« Secteur de la boulangerie et de la pâtisserie: quelles solutions face aux défis de la souveraineté alimentaire en Afrique ». C’est le thème de l’Assemblée générale constitutive de Confédération africaine de la filière boulangerie et pâtisserie ( CAF-BP ) qui s’est ouverte ce jeudi 23 octobre 2025 à Cotonou pour quatre jours. La première journée a été consacrée à l’adoption des textes de la confédération par les délégations venues des quatre coins du continent. L’organisation pratique des assises est assurée par l’Association nationale des promoteurs et exploitants de boulangeries et pâtisseries du Bénin ( ANAPEB-Bénin ).
Ghislain Gbènakpon

Amendement et adoption des statuts et du règlement intérieur de la Confédération africaine de la filière boulangerie et pâtisserie ( CAF-BP ). C’est le premier acte des travaux de l’assemblée générale constitutive de la CAF-BP qui a eu lieu pour le compte de la première journée. Aux termes de ses statuts, la CAF-BP est fondé entre les entreprises légalement constituées exerçant sur le territoire africain, qu’elles soient organisées sous forme sociétaire ou individuelle, ainsi qu’entre les organisations, groupements, fédérations ou associations professionnelles de la filière boulangerie et pâtisserie, dûment enregistrées dans leur pays d’origine.

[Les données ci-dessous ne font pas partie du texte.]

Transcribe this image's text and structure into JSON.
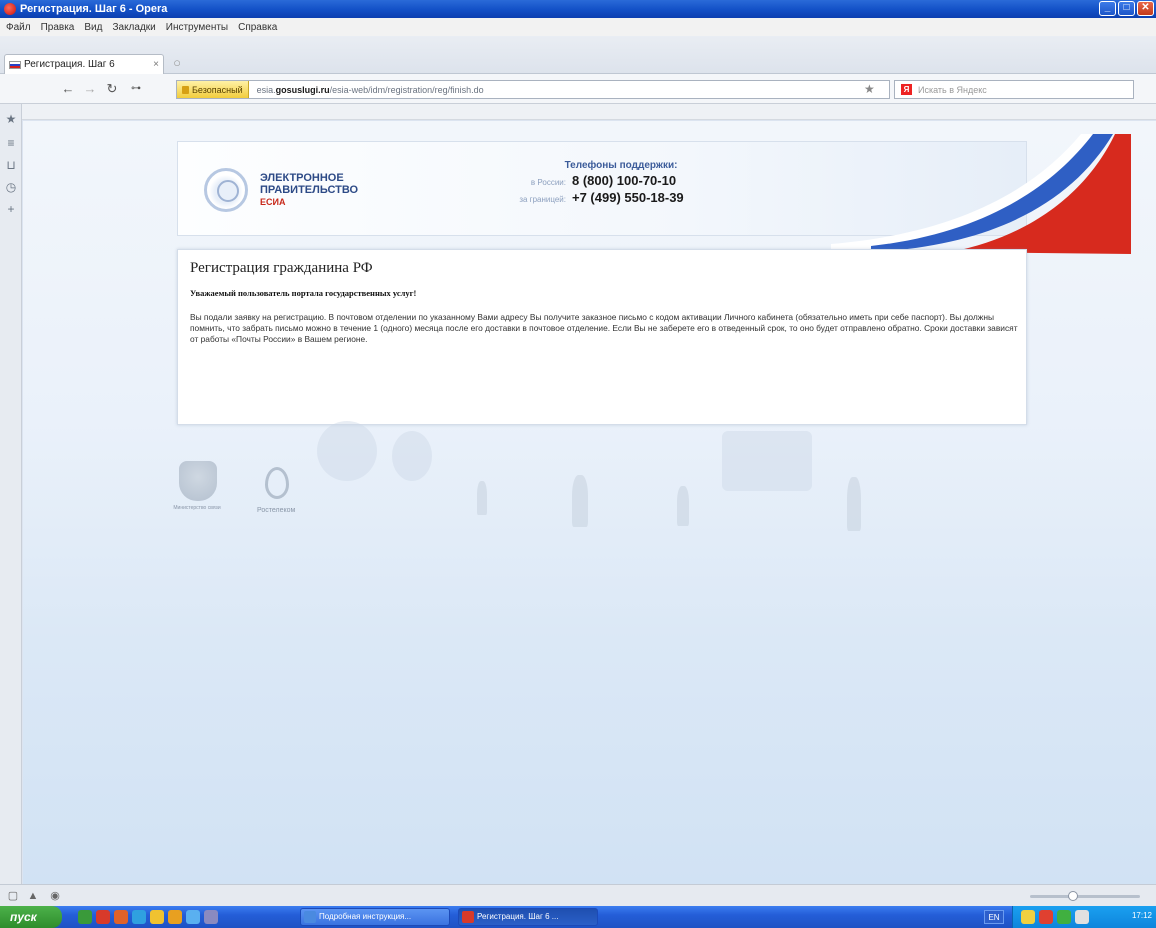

Elle a pour objectifs de bâtir un avenir prospère pour les métiers de la boulangerie et de la pâtisserie africaines, de rassembler, inspirer et développer les compétences des professionnels du secteur, promouvoir l’excellence et l’innovation, en diffusant les bonnes pratiques, les techniques modernes et en soutenant la recherche et le développement. La CAF-BP s’assigne aussi pour missions de favoriser la collaboration et les échanges en constituant un réseau panafricain dynamique de professionnels, d’assurer la représentation du secteur auprès des institutions nationales et internationales.

Dans son discours d’accueil, le président de l’ANAPEB-Bénin a fait observer que le thème de cette assemblée générale constitutive de la CAF-BP résonne comme un appel à la responsabilité collective. « Car il ne s’agit pas de s’isoler, ni d’opposer , mais de réinventer la coopération économique. Nous voulons bâtir un modèle où le pain africain devient le fruit d’une complémentarité intelligente entre nos ressources locales et les apports du reste du monde. Oui nous devons produire davantage, valoriser nos céréales locales, innover et promouvoir la consommation endogène. Aujourd’hui, plus que jamais, le pain est le levain d’une Afrique nouvelle que nous faisons lever ici à Cotonou, bien entendu à l’unisson », a déclaré le président Anselme Aguêmon. Il soutient que les assises de Cotonou sont un rendez-vous historique avec une Afrique qui, pour la première fois, se dote d’une voix commune et une ambition partagée; à savoir, faire du pain africain, le levain de la souveraineté alimentaire, de la coopération économique et du développement humain durable. C’est également le témoignage que le pain peut devenir le levain de la souveraineté, de la fraternité et du progrès partagé.